September 21 - Parliament opens after a week of impasse. Independent MPs as well as two fresh breakaways from the opposition Movement for a Democratic Slovakia (HZDS), Karol Džupa and Eduard Kolesár, help the ruling parties reach their necessary votes. The ruling Hungarian Coalition Party and the Christian Democratic Movement still insist on early elections that should be held in March or April.

September 20 - The chairman of the opposition Movement for a Democratic Slovakia (HZDS) party, Vladimír Mečiar, says that he paid off debts related to a loan on his luxurious villa in Trenčianske Teplice. It is estimated that the villa cost around Sk40 million (€1 million). Mečiar said that he settled the debt with property rights belonging to his wife, a retired doctor.

September 19 - Movement for a Democratic Slovakia (HZDS) MPs, Karol Džupa and Eduard Kolesár, left the HZDS caucus to sign an agreement of cooperation with the pro-coalition group in the New Citizen's Alliance (ANO) caucus led by Lubomír Lintner.

September 17 - Smer Chairman Robert Fico says that the ruling coalition is buying independent MPs to support the minority government and that the price is Sk15 million (€390,000) and more. Prime Minister Mikuláš Dzurinda called the allegationnd suggested that Fico should inform the police if he is so sure of his information.

September 15 - Slovak President Ivan Gašparovič addresses 190 world leaders at the United Nations summit in New York, noting that the organization must not remain a "discussion club" that fails in times when effective solutions are needed.

September 12 - The liberal New Citizen's Alliance (ANO) party, led by Pavol Rusko, withdraws from the coalition. The three remaining ruling parties - the Slovak and Democratic Christian Union (SDKÚ), the Hungarian Coalition Party (SMK) and the Christian Democratic Movement (KDH) - signed a new coalition agreement together with nine former ANO MPs formed around Ľubomír Lintner, pledging to support the cabinet's original programme.

September 12 - The opposition blocks the first parliamentary session after the summer recess, demonstrating the weakness of the minority government in parliament. With just 73 votes of the required 76, the coalition is unable to officially open the session. Parties including the coalition start admitting the possibility of early elections.

September 11 - The New Citizen's Alliance (ANO) congress votes to cancel the Coalition Agreement with the Slovak and Democratic Christian Union (SDKÚ), the Christian Democratic Movement (KDH) and the Hungarian Coalition Party (SMK).

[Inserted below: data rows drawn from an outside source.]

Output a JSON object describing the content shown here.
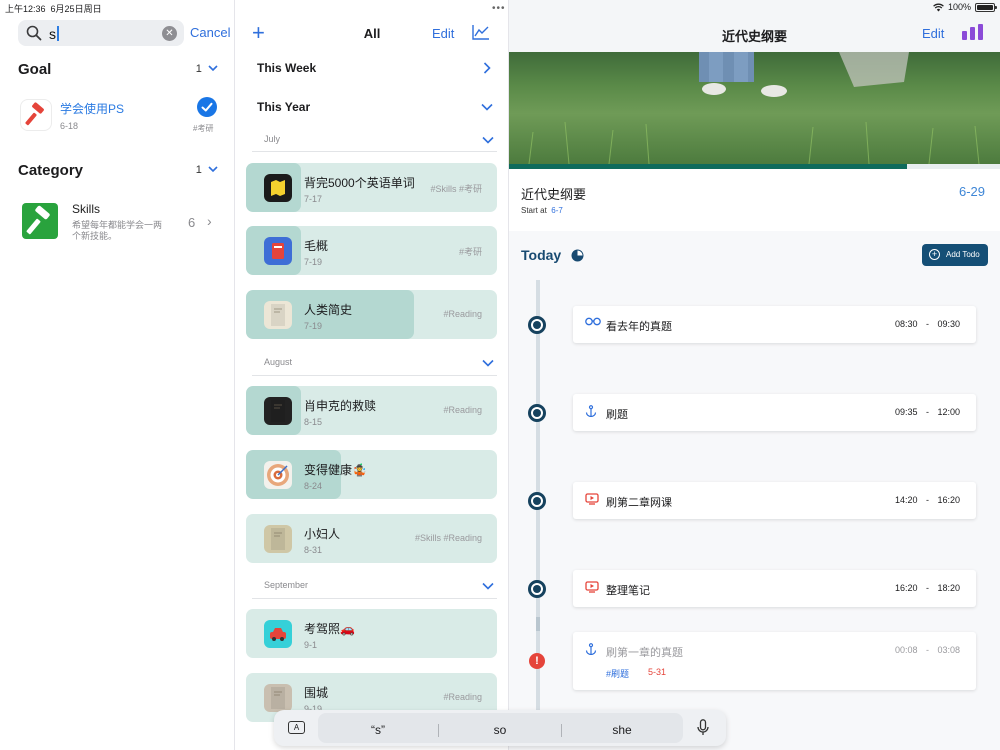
{
  "status": {
    "time": "上午12:36",
    "date": "6月25日周日",
    "battery": "100%"
  },
  "left": {
    "search_value": "s",
    "cancel": "Cancel",
    "goal_section": {
      "title": "Goal",
      "count": "1"
    },
    "goal": {
      "title": "学会使用PS",
      "date": "6-18",
      "tag": "#考研"
    },
    "category_section": {
      "title": "Category",
      "count": "1"
    },
    "category": {
      "title": "Skills",
      "desc": "希望每年都能学会一两个新技能。",
      "count": "6"
    }
  },
  "middle": {
    "title": "All",
    "edit": "Edit",
    "this_week": "This Week",
    "this_year": "This Year",
    "months": [
      "July",
      "August",
      "September"
    ],
    "cards": [
      {
        "title": "背完5000个英语单词",
        "date": "7-17",
        "tag": "#Skills #考研",
        "progress": 0.22,
        "icon": "map-icon",
        "color": "#1b1b1b"
      },
      {
        "title": "毛概",
        "date": "7-19",
        "tag": "#考研",
        "progress": 0.22,
        "icon": "book-icon",
        "color": "#3e6ed6"
      },
      {
        "title": "人类简史",
        "date": "7-19",
        "tag": "#Reading",
        "progress": 0.67,
        "icon": "book-cover-icon",
        "color": "#ece6d6"
      },
      {
        "title": "肖申克的救赎",
        "date": "8-15",
        "tag": "#Reading",
        "progress": 0.22,
        "icon": "book-cover-icon",
        "color": "#222222"
      },
      {
        "title": "变得健康🤹",
        "date": "8-24",
        "tag": "",
        "progress": 0.38,
        "icon": "target-icon",
        "color": "#f3f1ec"
      },
      {
        "title": "小妇人",
        "date": "8-31",
        "tag": "#Skills #Reading",
        "progress": 0,
        "icon": "book-cover-icon",
        "color": "#cfc7a6"
      },
      {
        "title": "考驾照🚗",
        "date": "9-1",
        "tag": "",
        "progress": 0,
        "icon": "car-icon",
        "color": "#35d0d8"
      },
      {
        "title": "围城",
        "date": "9-19",
        "tag": "#Reading",
        "progress": 0,
        "icon": "book-cover-icon",
        "color": "#c9bfb0"
      }
    ]
  },
  "right": {
    "title": "近代史纲要",
    "edit": "Edit",
    "goal_name": "近代史纲要",
    "start_label": "Start at",
    "start_date": "6-7",
    "due": "6-29",
    "progress": 0.81,
    "today": "Today",
    "add_todo": "Add Todo",
    "todos": [
      {
        "name": "看去年的真题",
        "start": "08:30",
        "end": "09:30",
        "icon": "glasses-icon",
        "icon_color": "#2f6fdc"
      },
      {
        "name": "刷题",
        "start": "09:35",
        "end": "12:00",
        "icon": "anchor-icon",
        "icon_color": "#2f6fdc"
      },
      {
        "name": "刷第二章网课",
        "start": "14:20",
        "end": "16:20",
        "icon": "video-icon",
        "icon_color": "#e5443a"
      },
      {
        "name": "整理笔记",
        "start": "16:20",
        "end": "18:20",
        "icon": "video-icon",
        "icon_color": "#e5443a"
      },
      {
        "name": "刷第一章的真题",
        "start": "00:08",
        "end": "03:08",
        "icon": "anchor-icon",
        "icon_color": "#2f6fdc",
        "tag": "#刷题",
        "date": "5-31"
      }
    ]
  },
  "keyboard": {
    "suggestions": [
      "“s”",
      "so",
      "she"
    ]
  }
}
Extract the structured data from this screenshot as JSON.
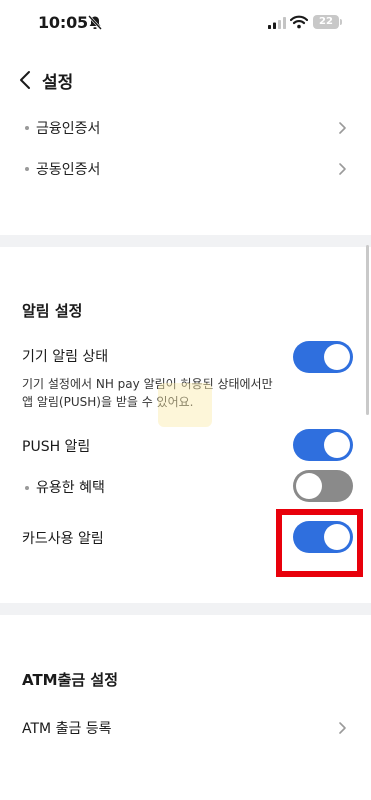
{
  "status_bar": {
    "time": "10:05",
    "battery_level": "22",
    "icons": [
      "bell-slash-icon",
      "cellular-signal-icon",
      "wifi-icon",
      "battery-icon"
    ]
  },
  "header": {
    "back_icon": "chevron-left-icon",
    "title": "설정"
  },
  "certificates": {
    "items": [
      {
        "label": "금융인증서",
        "icon": "chevron-right-icon"
      },
      {
        "label": "공동인증서",
        "icon": "chevron-right-icon"
      }
    ]
  },
  "notification_settings": {
    "title": "알림 설정",
    "device_status": {
      "label": "기기 알림 상태",
      "description_line1": "기기 설정에서 NH pay 알림이 허용된 상태에서만",
      "description_line2": "앱 알림(PUSH)을 받을 수 있어요.",
      "enabled": true
    },
    "push": {
      "label": "PUSH 알림",
      "enabled": true
    },
    "benefits": {
      "label": "유용한 혜택",
      "enabled": false
    },
    "card_usage": {
      "label": "카드사용 알림",
      "enabled": true
    }
  },
  "atm_settings": {
    "title": "ATM출금 설정",
    "register_label": "ATM 출금 등록",
    "icon": "chevron-right-icon"
  },
  "colors": {
    "toggle_on": "#2f6fde",
    "toggle_off": "#8a8a8a",
    "highlight": "#e8000b",
    "section_divider": "#f1f2f4"
  }
}
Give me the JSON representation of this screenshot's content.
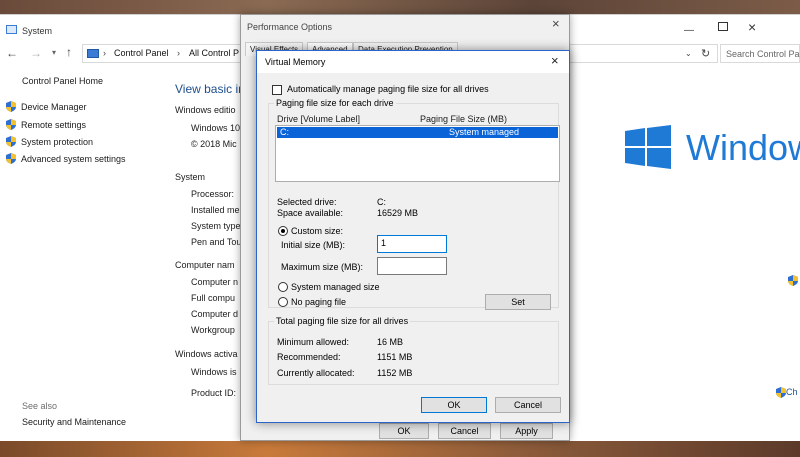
{
  "system_window": {
    "title": "System",
    "address": {
      "separator": "›",
      "crumb1": "Control Panel",
      "crumb2": "All Control P",
      "search_placeholder": "Search Control Panel"
    },
    "sidebar": {
      "home": "Control Panel Home",
      "items": [
        {
          "label": "Device Manager"
        },
        {
          "label": "Remote settings"
        },
        {
          "label": "System protection"
        },
        {
          "label": "Advanced system settings"
        }
      ],
      "see_also": "See also",
      "security": "Security and Maintenance"
    },
    "main": {
      "heading": "View basic in",
      "edition_heading": "Windows editio",
      "edition_rows": [
        "Windows 10",
        "© 2018 Mic"
      ],
      "system_heading": "System",
      "system_rows": [
        "Processor:",
        "Installed me",
        "System type",
        "Pen and Tou"
      ],
      "computer_heading": "Computer nam",
      "computer_rows": [
        "Computer n",
        "Full compu",
        "Computer d",
        "Workgroup"
      ],
      "activation_heading": "Windows activa",
      "activation_rows": [
        "Windows is",
        "Product ID:"
      ],
      "logo_text": "Window",
      "change_link": "Ch"
    }
  },
  "perf_dialog": {
    "title": "Performance Options",
    "tabs": [
      "Visual Effects",
      "Advanced",
      "Data Execution Prevention"
    ],
    "ok": "OK",
    "cancel": "Cancel",
    "apply": "Apply"
  },
  "vm_dialog": {
    "title": "Virtual Memory",
    "auto_manage_label": "Automatically manage paging file size for all drives",
    "auto_manage_checked": false,
    "group1_label": "Paging file size for each drive",
    "col_drive": "Drive  [Volume Label]",
    "col_size": "Paging File Size (MB)",
    "drives": [
      {
        "drive": "C:",
        "size": "System managed",
        "selected": true
      }
    ],
    "selected_drive_label": "Selected drive:",
    "selected_drive_value": "C:",
    "space_label": "Space available:",
    "space_value": "16529 MB",
    "custom_size_label": "Custom size:",
    "initial_label": "Initial size (MB):",
    "initial_value": "1",
    "max_label": "Maximum size (MB):",
    "max_value": "",
    "system_managed_label": "System managed size",
    "no_paging_label": "No paging file",
    "selected_option": "custom",
    "set_label": "Set",
    "group2_label": "Total paging file size for all drives",
    "min_allowed_label": "Minimum allowed:",
    "min_allowed_value": "16 MB",
    "recommended_label": "Recommended:",
    "recommended_value": "1151 MB",
    "allocated_label": "Currently allocated:",
    "allocated_value": "1152 MB",
    "ok": "OK",
    "cancel": "Cancel"
  },
  "colors": {
    "accent": "#0078d7",
    "selection": "#0a64d8",
    "link": "#1e4e8c",
    "windows_logo": "#1f7ad6"
  },
  "icons": [
    "shield-icon",
    "search-icon",
    "refresh-icon",
    "close-icon",
    "windows-logo-icon",
    "computer-icon"
  ]
}
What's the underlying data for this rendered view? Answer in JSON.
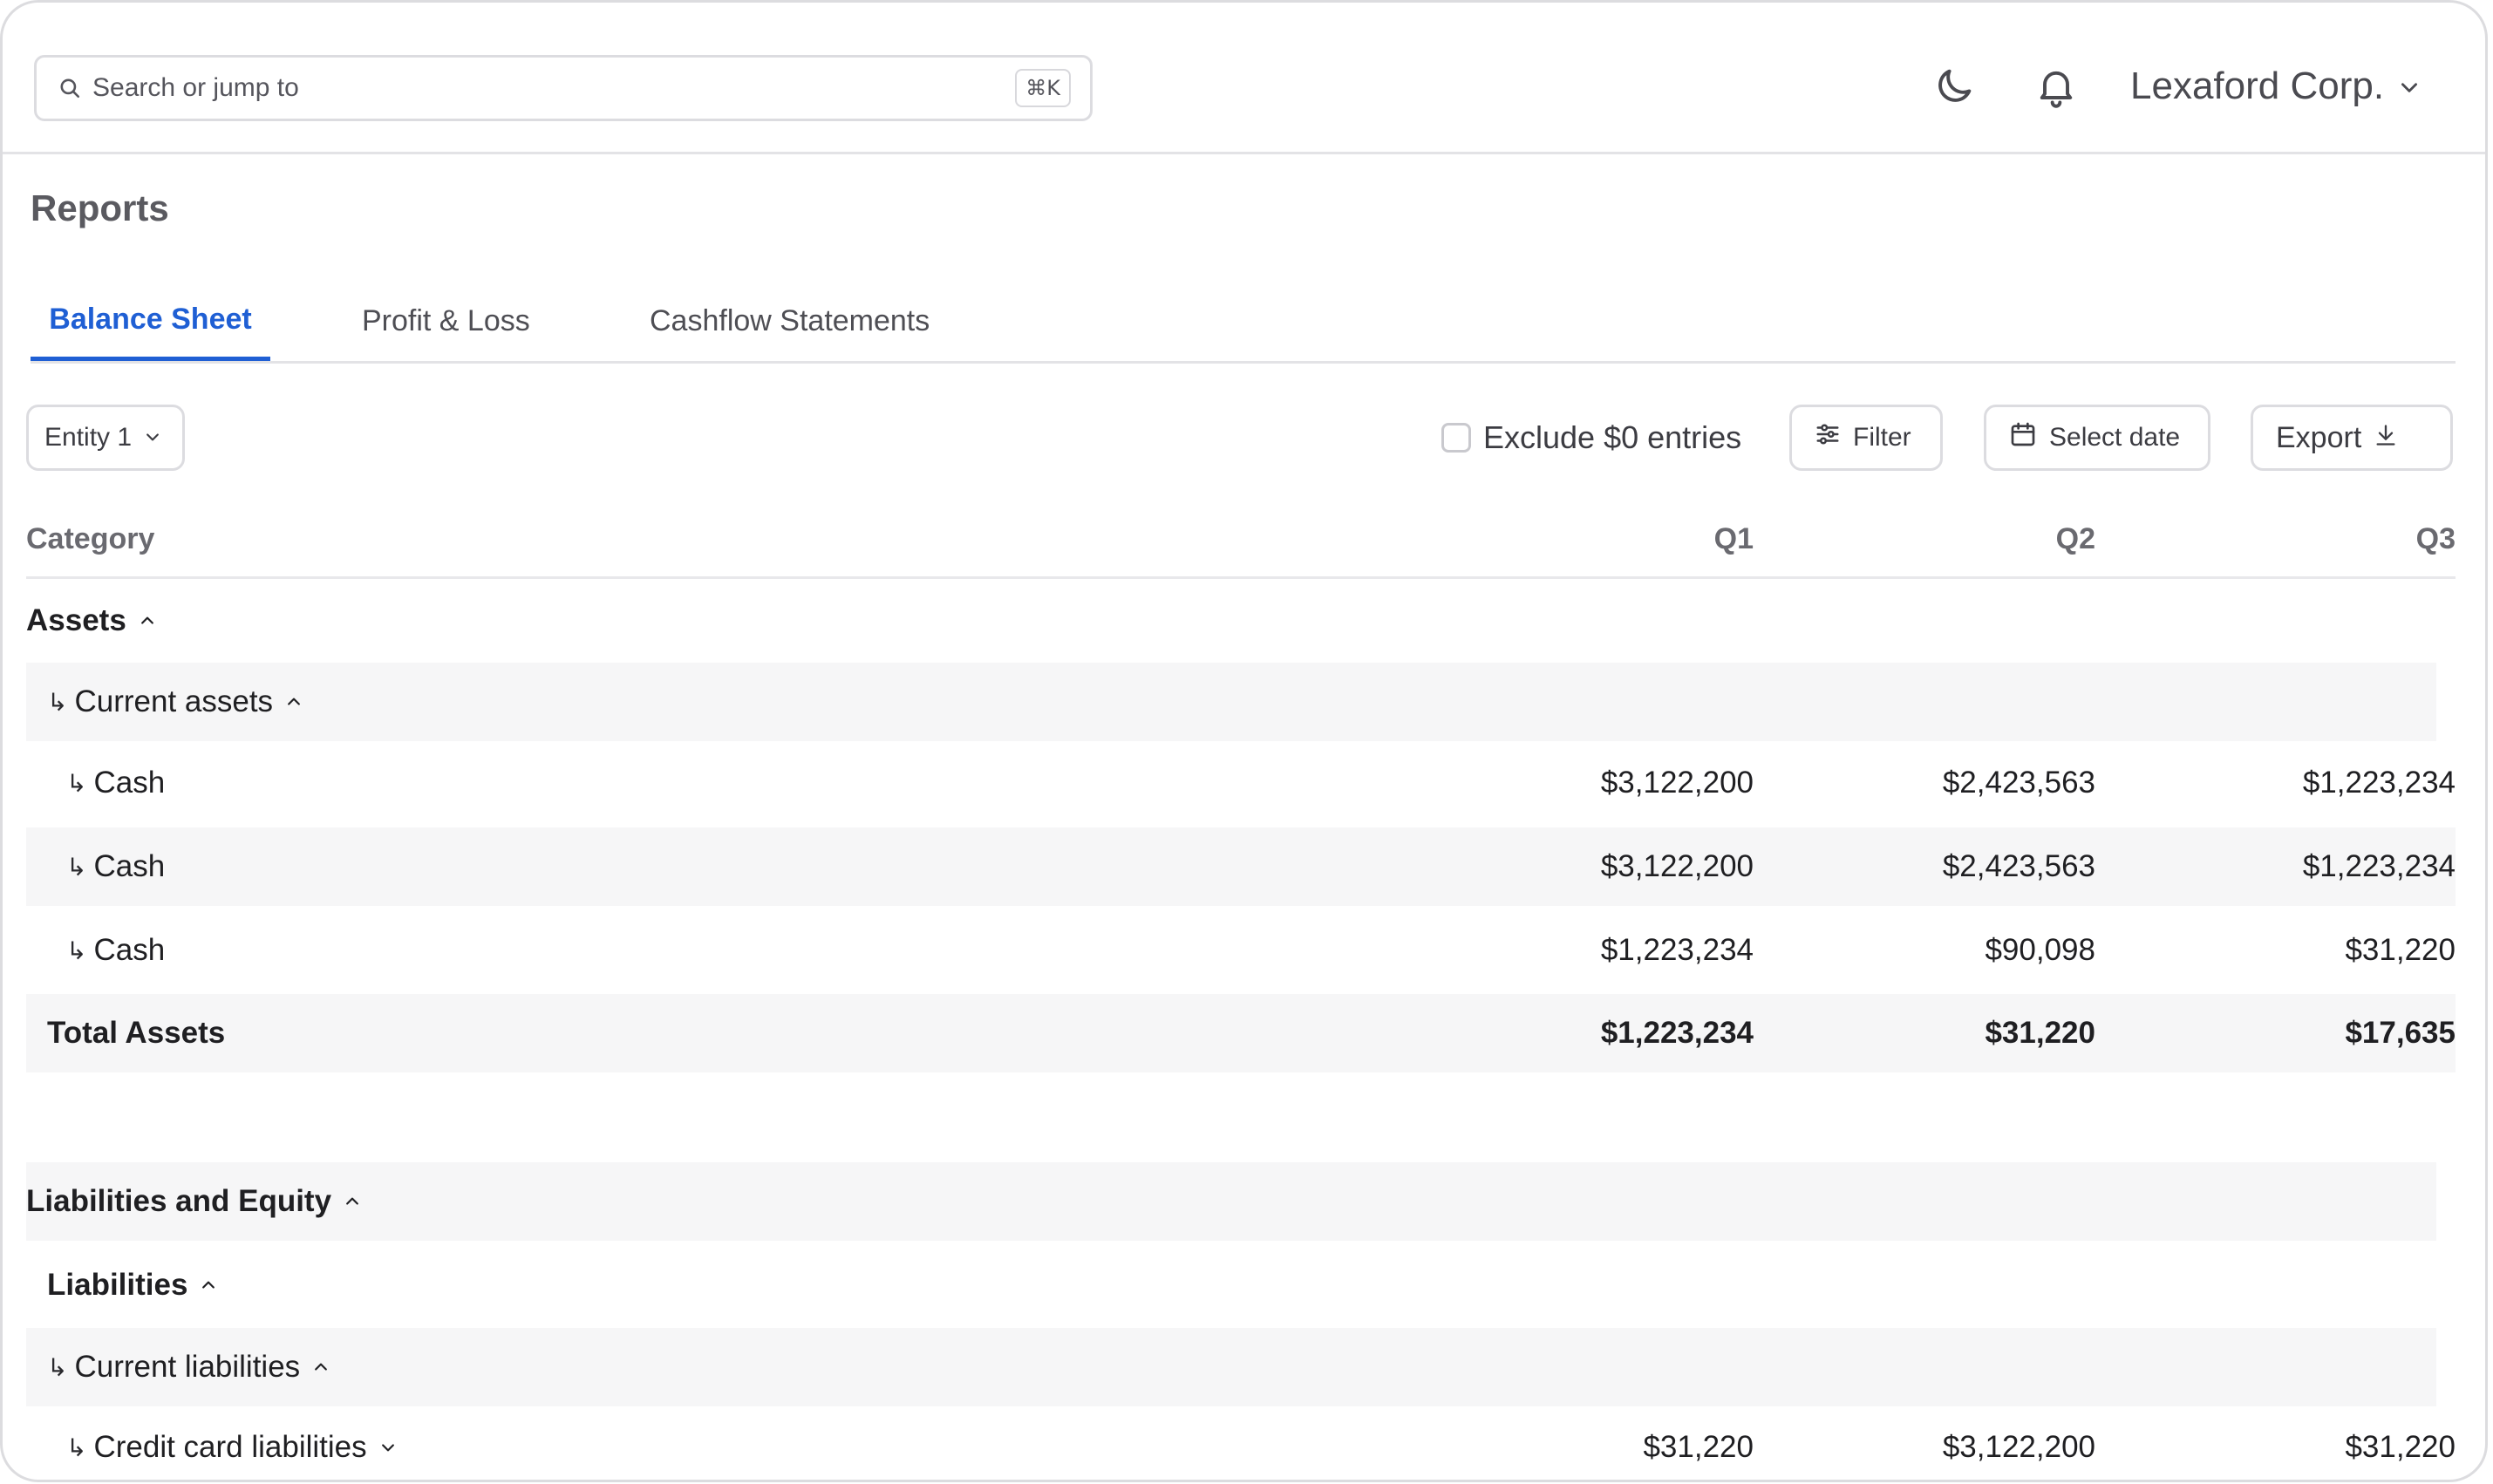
{
  "header": {
    "search_placeholder": "Search or jump to",
    "search_shortcut": "⌘K",
    "org_name": "Lexaford Corp."
  },
  "page": {
    "title": "Reports"
  },
  "tabs": [
    {
      "label": "Balance Sheet",
      "active": true
    },
    {
      "label": "Profit & Loss",
      "active": false
    },
    {
      "label": "Cashflow Statements",
      "active": false
    }
  ],
  "toolbar": {
    "entity": "Entity 1",
    "exclude_label": "Exclude $0 entries",
    "exclude_checked": false,
    "filter": "Filter",
    "select_date": "Select date",
    "export": "Export"
  },
  "table": {
    "columns": [
      "Category",
      "Q1",
      "Q2",
      "Q3"
    ],
    "rows": [
      {
        "label": "Assets",
        "q1": "",
        "q2": "",
        "q3": ""
      },
      {
        "label": "Current assets",
        "q1": "",
        "q2": "",
        "q3": ""
      },
      {
        "label": "Cash",
        "q1": "$3,122,200",
        "q2": "$2,423,563",
        "q3": "$1,223,234"
      },
      {
        "label": "Cash",
        "q1": "$3,122,200",
        "q2": "$2,423,563",
        "q3": "$1,223,234"
      },
      {
        "label": "Cash",
        "q1": "$1,223,234",
        "q2": "$90,098",
        "q3": "$31,220"
      },
      {
        "label": "Total Assets",
        "q1": "$1,223,234",
        "q2": "$31,220",
        "q3": "$17,635"
      },
      {
        "label": "Liabilities and Equity",
        "q1": "",
        "q2": "",
        "q3": ""
      },
      {
        "label": "Liabilities",
        "q1": "",
        "q2": "",
        "q3": ""
      },
      {
        "label": "Current liabilities",
        "q1": "",
        "q2": "",
        "q3": ""
      },
      {
        "label": "Credit card liabilities",
        "q1": "$31,220",
        "q2": "$3,122,200",
        "q3": "$31,220"
      }
    ]
  },
  "icons": {
    "search": "search-icon",
    "theme": "moon-icon",
    "notifications": "bell-icon",
    "org_menu": "chevron-down-icon",
    "filter": "sliders-icon",
    "date": "calendar-icon",
    "export": "download-icon",
    "sub_row": "return-arrow-icon"
  },
  "colors": {
    "accent": "#1f5fd4",
    "row_shade": "#f6f6f7",
    "border": "#dcdce0"
  }
}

The delegates of the congress agree that the ANO will leave for the opposition and sack ANO Vice Chairmen Ľubomír Lintner, Jirko Malchárek, František Tóth, Ľubomír Roman and Alexander Koval from the party, along with MPs Peter Biroš, Stanislav Kropilák, Imrich Hamarčák and Rudolf Chmel.

September 5 - New Citizen's Alliance (ANO) party member, Vladimír Menich, stepped down as Deputy Transport Minister post in reaction to the termination of the coalition cooperation between the Slovak and Democratic Christian Union (SDKÚ), the Christian Democratic Movement (KDH) and the Hungarian Coalition Party (SMK) and his ANO party.

September 3 - The New Citizen's Alliance (ANO) caucus, led by the party deputy chairman, Ľubomír Lintner, calls on ANO Chairman Pavol Rusko to leave the caucus. The Lintner group, counting eight MPs, announces that it wants to nominate Jirko Malchárek as Rusko's replacement as Economy Minister.

September 1 - The Slovak and Democratic Christian Union (SDKÚ), the Christian Democratic Movement (KDH) and the Hungarian Coalition Party (SMK) terminate cooperation with New Citizen's Alliance (ANO) party boss Pavol Rusko. The parties announced that they want to complete the election term with Rusko's opponents that formed around ANO Deputy Chairman Ľubomír Lintner.